Once you've fought your way through the process, the basic OPNsense framework of OPNids is ready for action. Additionally, the Dragonfly MLE-specific entries are immediately available in the web GUI, but for incomprehensible reasons they are disabled in OPNids in the default installation, so you have to enable them first. You also has to remember to define the port on the machine running OPNids as a mirror port on the switch; otherwise, OPNids will not see all the packets in its environment.
Annoyingly, although OPNids integrates Dragonfly MLE, you still have to configure central settings like teaming up Suricata and Dragonfly MLE manually. This process simply feels as if the OPNids developers have not completed their work (Figure 5).

Uncertain Future?
This awkward impression is also backed by something that came to light during working on this article: The OPNids website [8] suddenly disappeared from the web. When called up at press time, all I got back was a Connection Refused, which cannot be the result of a lack of popularity for OPNids, because many other sites link to it. This made me suspect that the overhead of maintaining what is in part an OPNsense fork is simply too much for the OPNids developers. Although diversity is one of the key factors in the FL/OSS world, sometimes it makes more sense to join forces than to do your own thing.
The amount of work that an admin has to invest to use OPNids in a meaningful way by far exceeds the effort needed to configure Suricata and OPNids manually on an off-the-shelf Linux system. Also, the GUI, which takes care of the Suricata and Dragonfly MLE configuration in OPNids, is missing, although it only really helps you with OPNids for Suricata.
The part that deals with Dragonfly MLE, on the other hand, offers little added value.
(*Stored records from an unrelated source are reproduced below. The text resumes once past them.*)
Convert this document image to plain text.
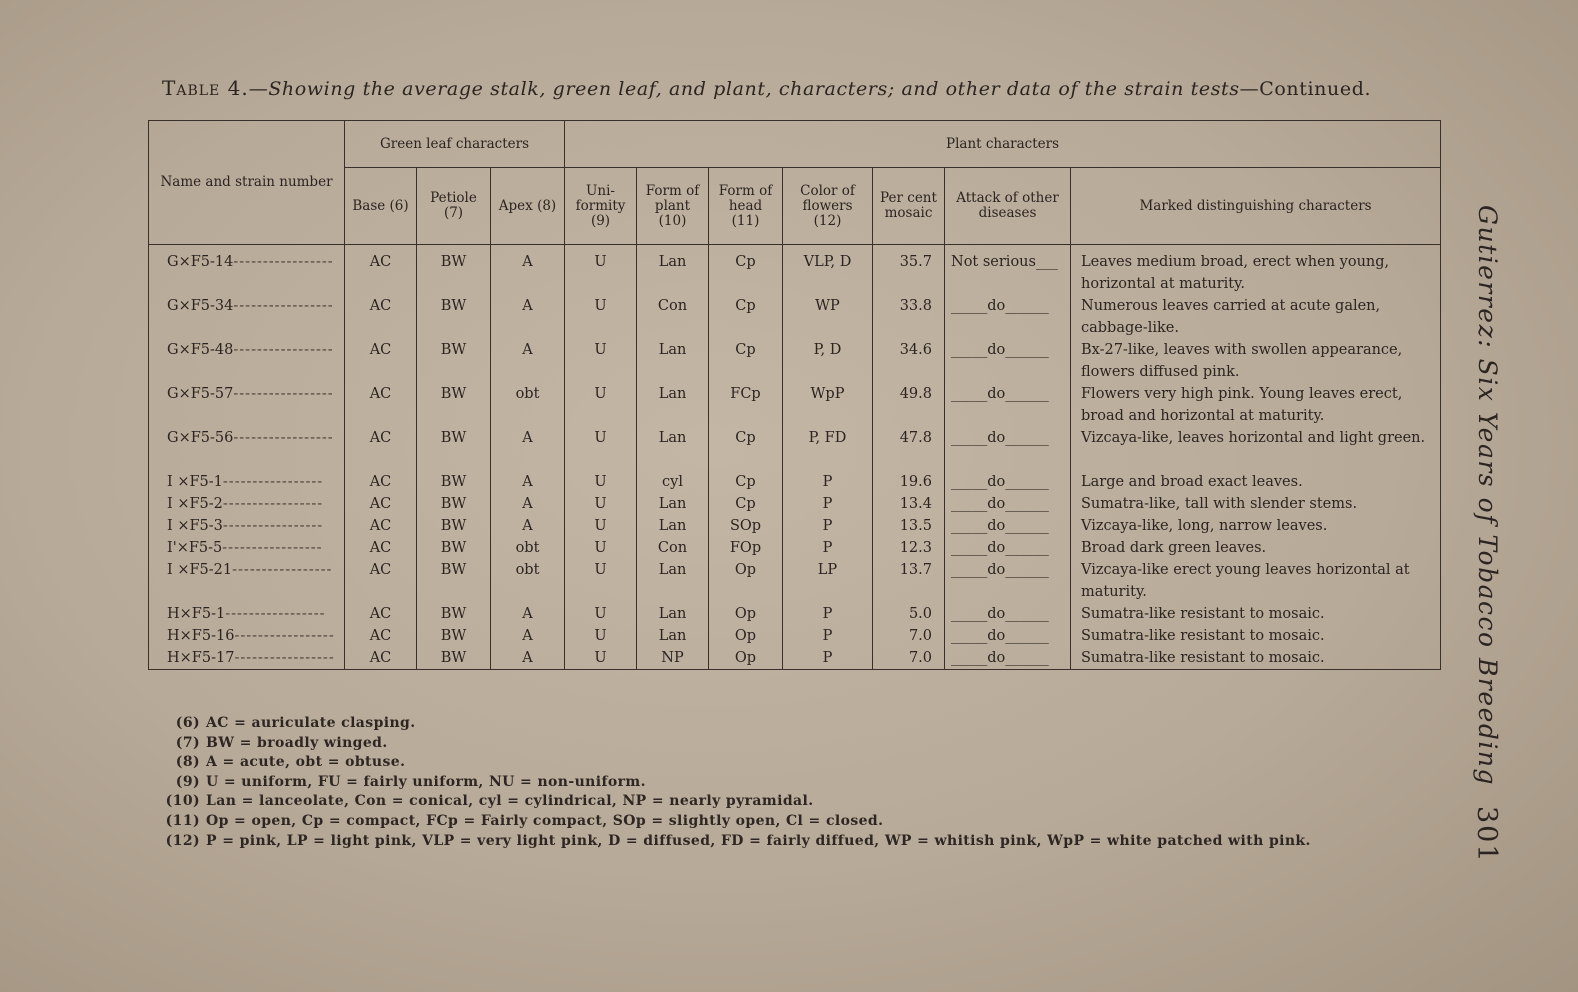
Table 4.—Showing the average stalk, green leaf, and plant, characters; and other data of the strain tests—Continued.
Name and strain number	Green leaf characters			Plant characters						
	Base (6)	Petiole (7)	Apex (8)	Uni- formity (9)	Form of plant (10)	Form of head (11)	Color of flowers (12)	Per cent mosaic	Attack of other diseases	Marked distinguishing characters
G×F5-14 -----	AC	BW	A	U	Lan	Cp	VLP, D	35.7	Not serious___	Leaves medium broad, erect when young, horizontal at maturity.
G×F5-34 -----	AC	BW	A	U	Con	Cp	WP	33.8	_____do______	Numerous leaves carried at acute galen, cabbage-like.
G×F5-48 -----	AC	BW	A	U	Lan	Cp	P, D	34.6	_____do______	Bx-27-like, leaves with swollen appearance, flowers diffused pink.
G×F5-57 -----	AC	BW	obt	U	Lan	FCp	WpP	49.8	_____do______	Flowers very high pink. Young leaves erect, broad and horizontal at maturity.
G×F5-56 -----	AC	BW	A	U	Lan	Cp	P, FD	47.8	_____do______	Vizcaya-like, leaves horizontal and light green.
I ×F5-1 -----	AC	BW	A	U	cyl	Cp	P	19.6	_____do______	Large and broad exact leaves.
I ×F5-2 -----	AC	BW	A	U	Lan	Cp	P	13.4	_____do______	Sumatra-like, tall with slender stems.
I ×F5-3 -----	AC	BW	A	U	Lan	SOp	P	13.5	_____do______	Vizcaya-like, long, narrow leaves.
I'×F5-5 -----	AC	BW	obt	U	Con	FOp	P	12.3	_____do______	Broad dark green leaves.
I ×F5-21 -----	AC	BW	obt	U	Lan	Op	LP	13.7	_____do______	Vizcaya-like erect young leaves horizontal at maturity.
H×F5-1 -----	AC	BW	A	U	Lan	Op	P	5.0	_____do______	Sumatra-like resistant to mosaic.
H×F5-16 -----	AC	BW	A	U	Lan	Op	P	7.0	_____do______	Sumatra-like resistant to mosaic.
H×F5-17 -----	AC	BW	A	U	NP	Op	P	7.0	_____do______	Sumatra-like resistant to mosaic.
(6) AC = auriculate clasping.
(7) BW = broadly winged.
(8) A = acute, obt = obtuse.
(9) U = uniform, FU = fairly uniform, NU = non-uniform.
(10) Lan = lanceolate, Con = conical, cyl = cylindrical, NP = nearly pyramidal.
(11) Op = open, Cp = compact, FCp = Fairly compact, SOp = slightly open, Cl = closed.
(12) P = pink, LP = light pink, VLP = very light pink, D = diffused, FD = fairly diffued, WP = whitish pink, WpP = white patched with pink.
Gutierrez: Six Years of Tobacco Breeding
301
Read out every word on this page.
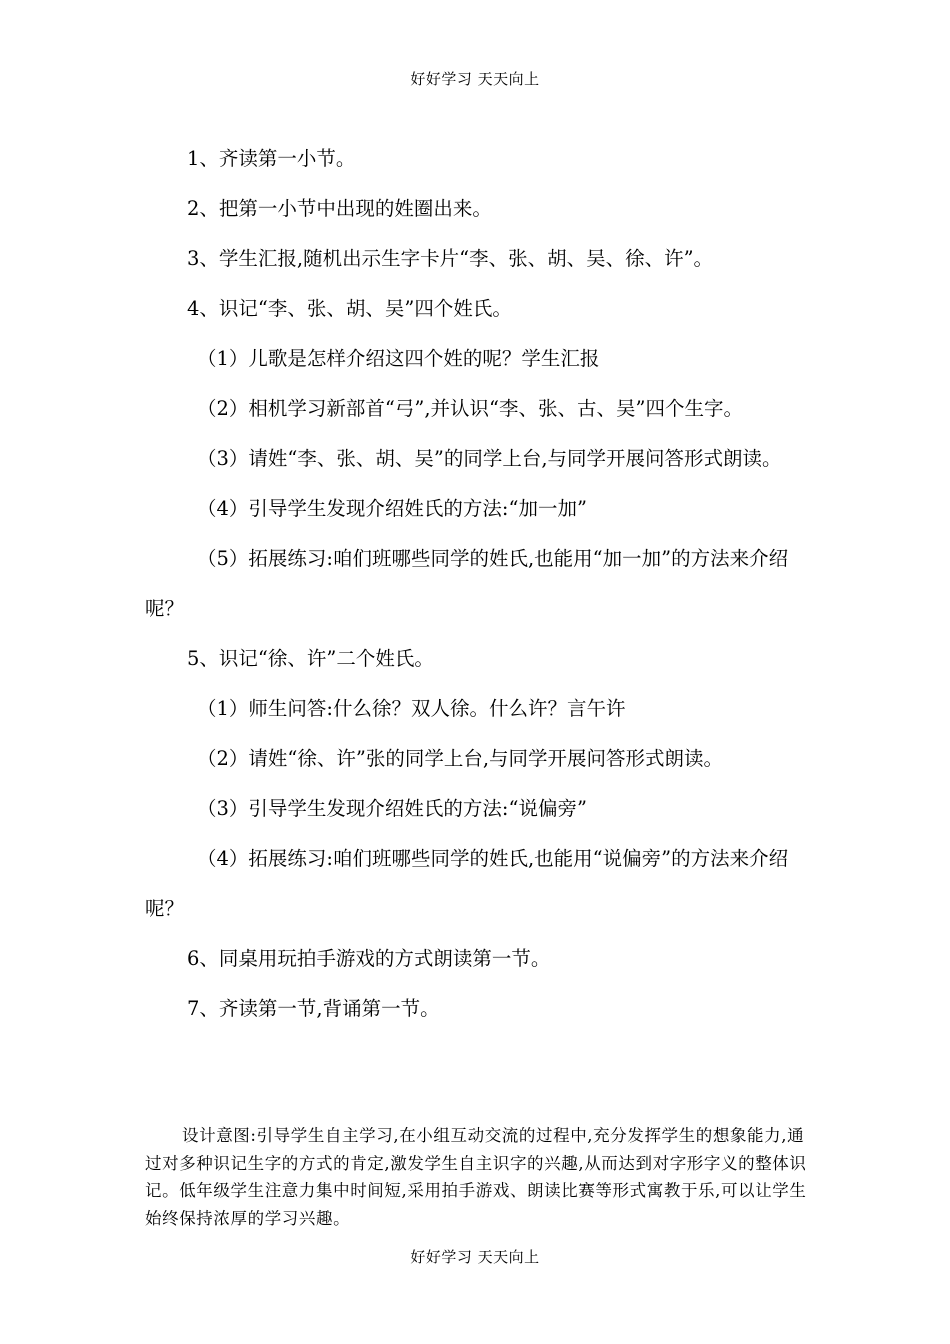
好好学习 天天向上

1、齐读第一小节。

2、把第一小节中出现的姓圈出来。

3、学生汇报,随机出示生字卡片“李、张、胡、吴、徐、许”。

4、识记“李、张、胡、吴”四个姓氏。

（1）儿歌是怎样介绍这四个姓的呢？学生汇报

（2）相机学习新部首“弓”,并认识“李、张、古、吴”四个生字。

（3）请姓“李、张、胡、吴”的同学上台,与同学开展问答形式朗读。

（4）引导学生发现介绍姓氏的方法:“加一加”

（5）拓展练习:咱们班哪些同学的姓氏,也能用“加一加”的方法来介绍呢？

5、识记“徐、许”二个姓氏。

（1）师生问答:什么徐？双人徐。什么许？言午许

（2）请姓“徐、许”张的同学上台,与同学开展问答形式朗读。

（3）引导学生发现介绍姓氏的方法:“说偏旁”

（4）拓展练习:咱们班哪些同学的姓氏,也能用“说偏旁”的方法来介绍呢？

6、同桌用玩拍手游戏的方式朗读第一节。

7、齐读第一节,背诵第一节。

设计意图:引导学生自主学习,在小组互动交流的过程中,充分发挥学生的想象能力,通过对多种识记生字的方式的肯定,激发学生自主识字的兴趣,从而达到对字形字义的整体识记。低年级学生注意力集中时间短,采用拍手游戏、朗读比赛等形式寓教于乐,可以让学生始终保持浓厚的学习兴趣。

好好学习 天天向上
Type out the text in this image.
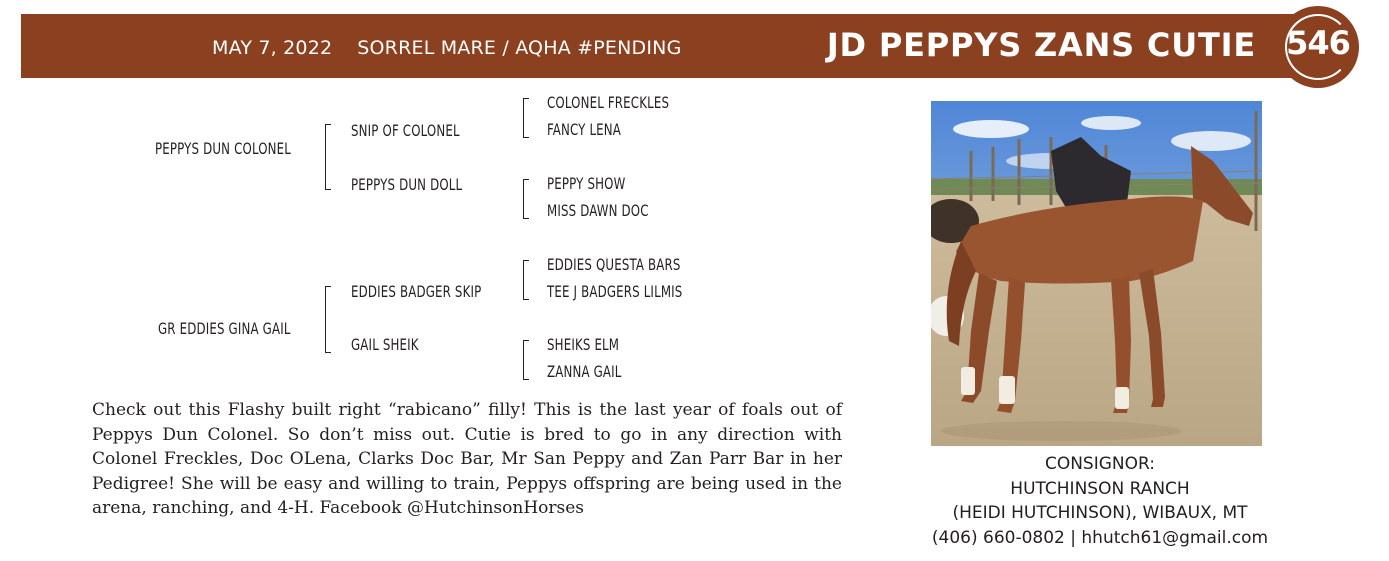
MAY 7, 2022 SORREL MARE / AQHA #PENDING	JD PEPPYS ZANS CUTIE 546
PEPPYS DUN COLONEL
SNIP OF COLONEL
PEPPYS DUN DOLL
COLONEL FRECKLES
FANCY LENA
PEPPY SHOW
MISS DAWN DOC
GR EDDIES GINA GAIL
EDDIES BADGER SKIP
GAIL SHEIK
EDDIES QUESTA BARS
TEE J BADGERS LILMIS
SHEIKS ELM
ZANNA GAIL

Check out this Flashy built right “rabicano” filly! This is the last year of foals out of Peppys Dun Colonel. So don’t miss out. Cutie is bred to go in any direction with Colonel Freckles, Doc OLena, Clarks Doc Bar, Mr San Peppy and Zan Parr Bar in her Pedigree! She will be easy and willing to train, Peppys offspring are being used in the arena, ranching, and 4-H. Facebook @HutchinsonHorses

CONSIGNOR:
HUTCHINSON RANCH
(HEIDI HUTCHINSON), WIBAUX, MT
(406) 660-0802 | hhutch61@gmail.com
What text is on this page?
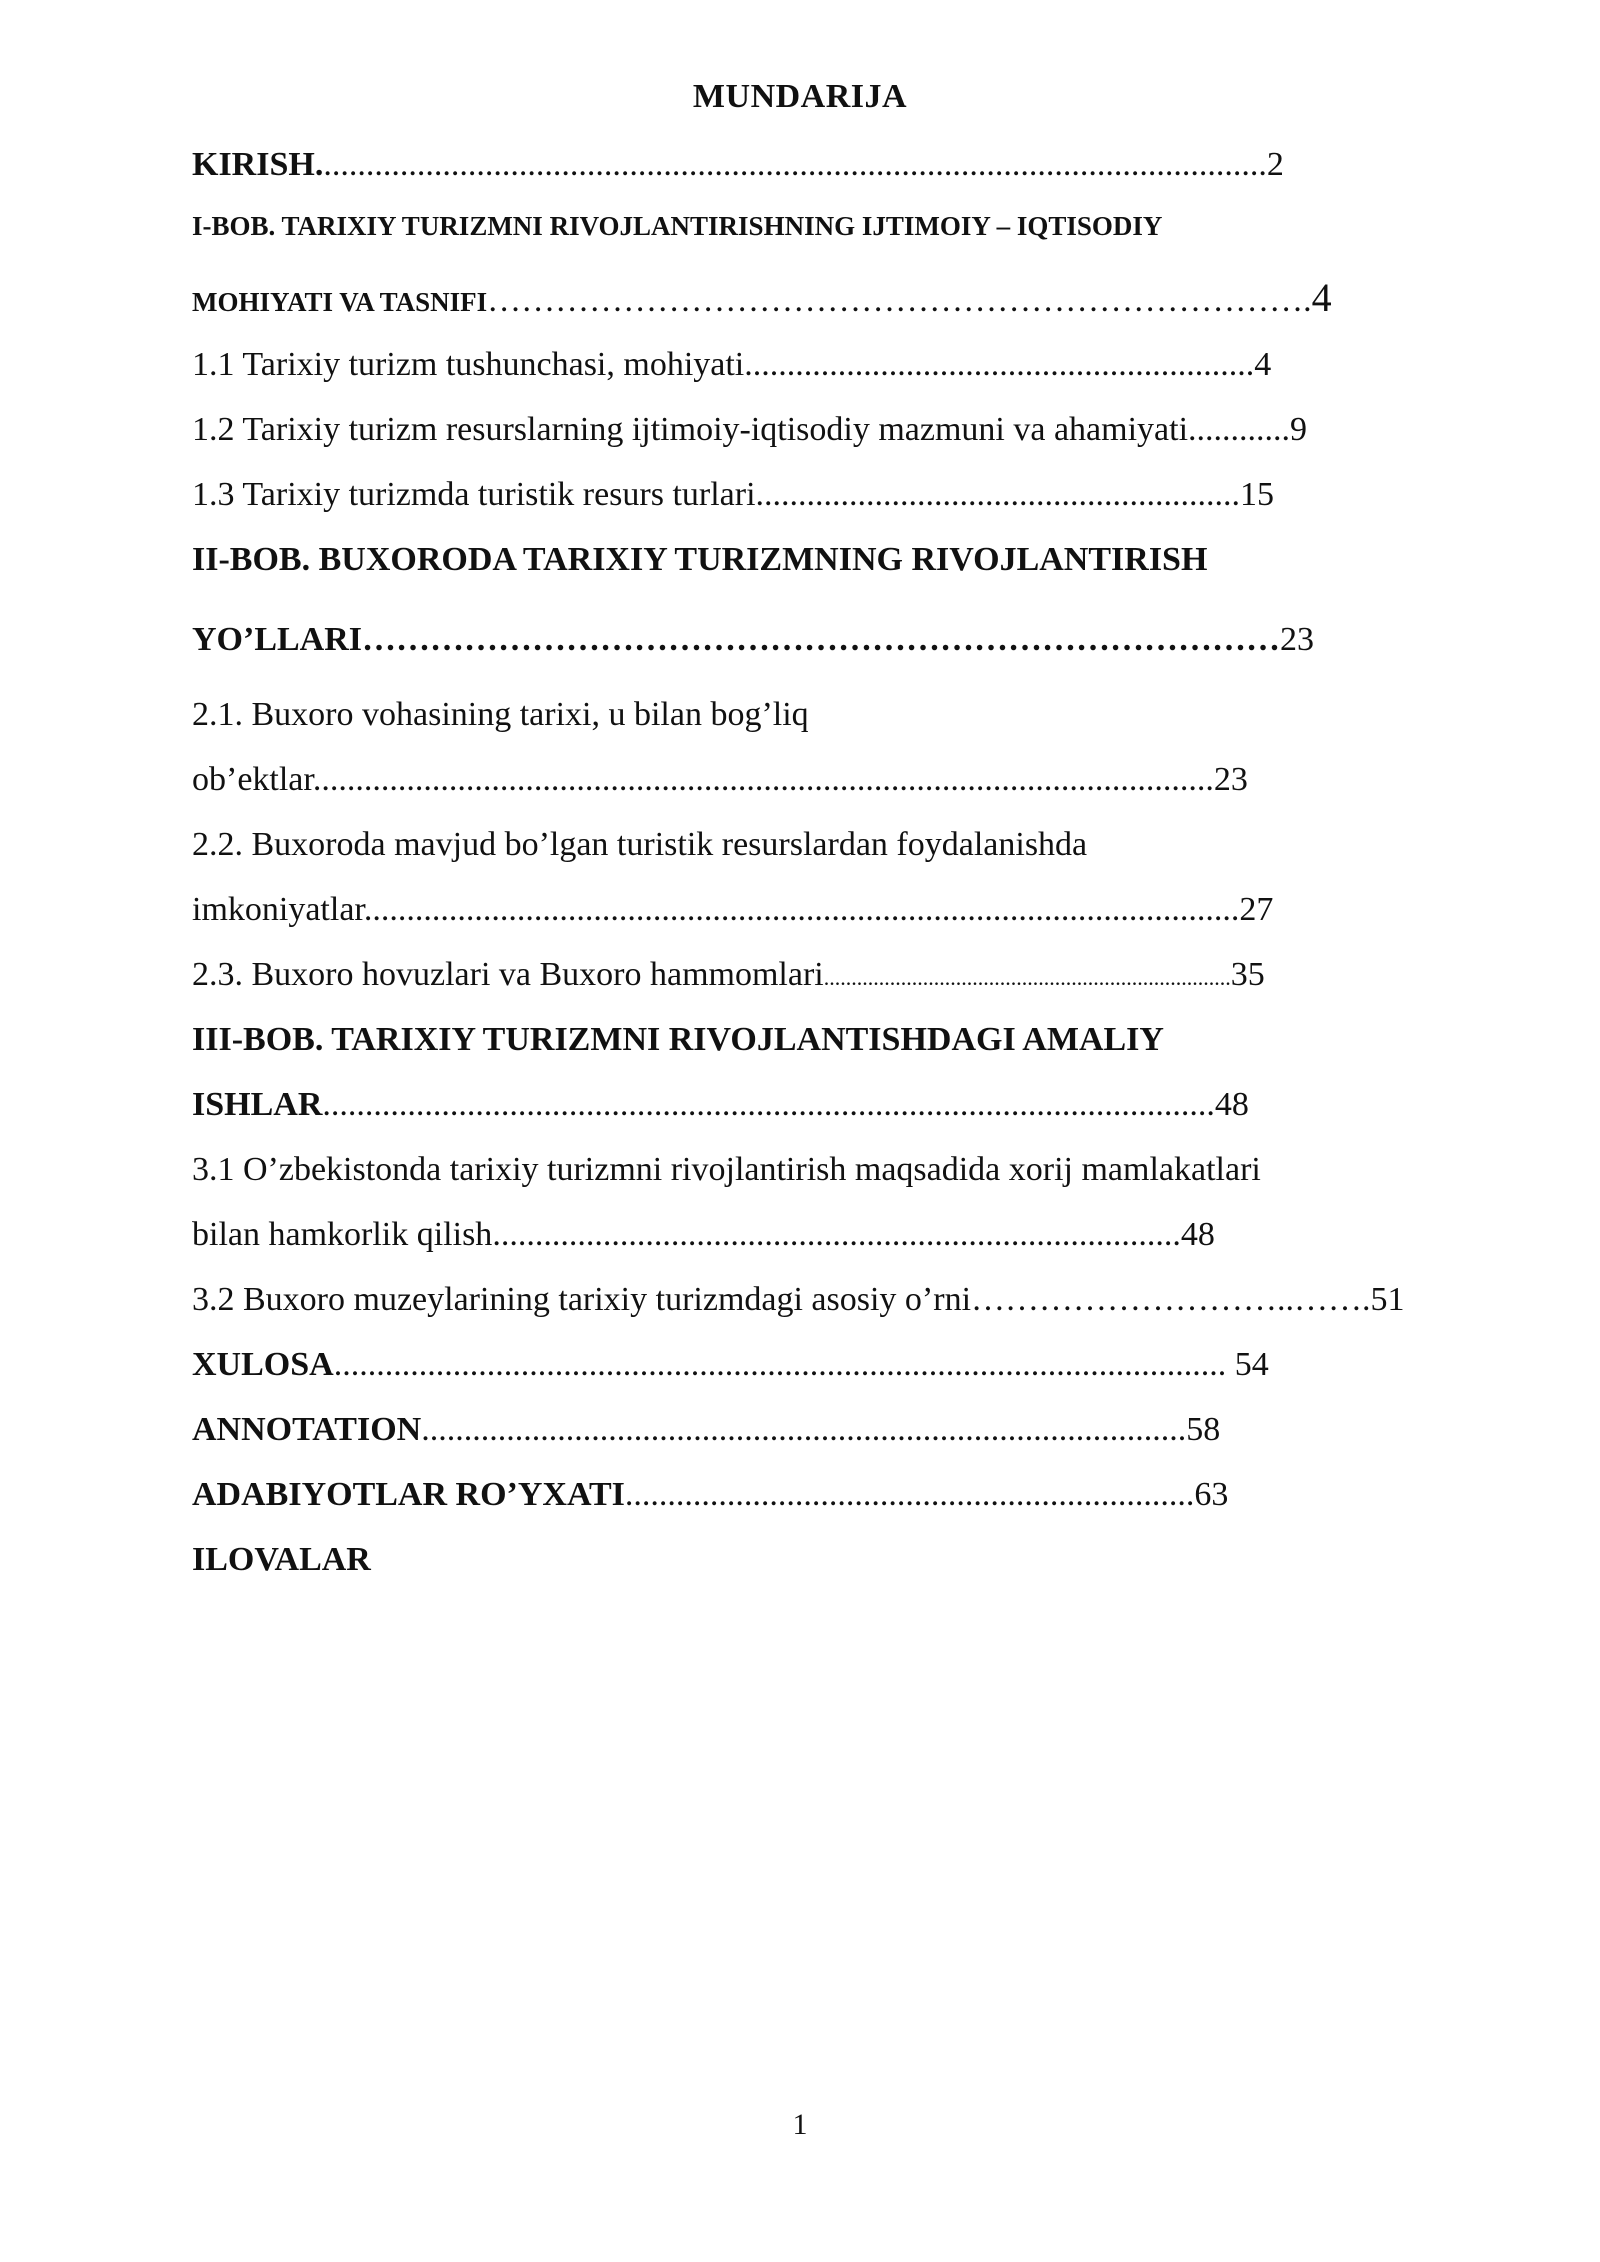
MUNDARIJA
KIRISH................................................................................................................2
I-BOB. TARIXIY TURIZMNI RIVOJLANTIRISHNING IJTIMOIY – IQTISODIY
MOHIYATI VA TASNIFI……………………………………………………………….4
1.1 Tarixiy turizm tushunchasi, mohiyati............................................................4
1.2 Tarixiy turizm resurslarning ijtimoiy-iqtisodiy mazmuni va ahamiyati............9
1.3 Tarixiy turizmda turistik resurs turlari.........................................................15
II-BOB. BUXORODA TARIXIY TURIZMNING RIVOJLANTIRISH
YO’LLARI………………………………………………………………………23
2.1. Buxoro vohasining tarixi, u bilan bog’liq
ob’ektlar..........................................................................................................23
2.2. Buxoroda mavjud bo’lgan turistik resurslardan foydalanishda
imkoniyatlar.......................................................................................................27
2.3. Buxoro hovuzlari va Buxoro hammomlari..........................................................................35
III-BOB. TARIXIY TURIZMNI RIVOJLANTISHDAGI AMALIY
ISHLAR.........................................................................................................48
3.1 O’zbekistonda tarixiy turizmni rivojlantirish maqsadida xorij mamlakatlari
bilan hamkorlik qilish.................................................................................48
3.2 Buxoro muzeylarining tarixiy turizmdagi asosiy o’rni………………………..…….51
XULOSA......................................................................................................... 54
ANNOTATION..........................................................................................58
ADABIYOTLAR RO’YXATI...................................................................63
ILOVALAR
1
Whether you type the names of Suricata logfiles to be monitored in a configuration file or a path box in the web interface doesn't matter in the end. The Suricata in OPNids is a standard configuration – you could even set automatically where the EVE log resides and how Dragonfly MLE can access it. Instead, the OPNids interface forces you into a bout of pointless mouse pushing.
Dragonfly MLE is still under active development, but the last commit in the OPNids GitHub repo was quite a while ago. I can't rule out hearing the OPNids swan song some time soon. Given the current state of the project, this would not be a tragedy either.
Conclusions
The idea of automatically detecting attacks on the basis of various factors and rating them with a points system seems clever and makes a lot of sense. If it works for SpamAssassin, for example, it can also be applied to an IDS: The patterns of incoming traffic have certain characteristics, so the probability that something undesirable is lurking out there increases. If you train an engine for IDS rules to recognize these patterns and adapt its heuristics in a meaningful way, it can actually detect attacks autonomously.
Dragonfly MLE was explicitly designed for use with Suricata, which means that its developers have undoubtedly put their money on the best horse in the open source IDS systems stable. Combined with OPNids, however, it is not very exciting. OPNids seems more dead than alive. It remains to be seen whether it really makes sense to use a half-baked fork of a well-functioning solution in the production environment of a setup. Most admins would intuitively say no to this question anyway.
Luckily, Dragonfly MLE development is still ongoing, and if you run Suricata and the MLE on Linux, you get a functional combination for automatic threat detection, and it is precisely what I would advise you to do at the end of the day. OPNids is certainly a neat idea, but it is currently not possible to use it in a meaningful way.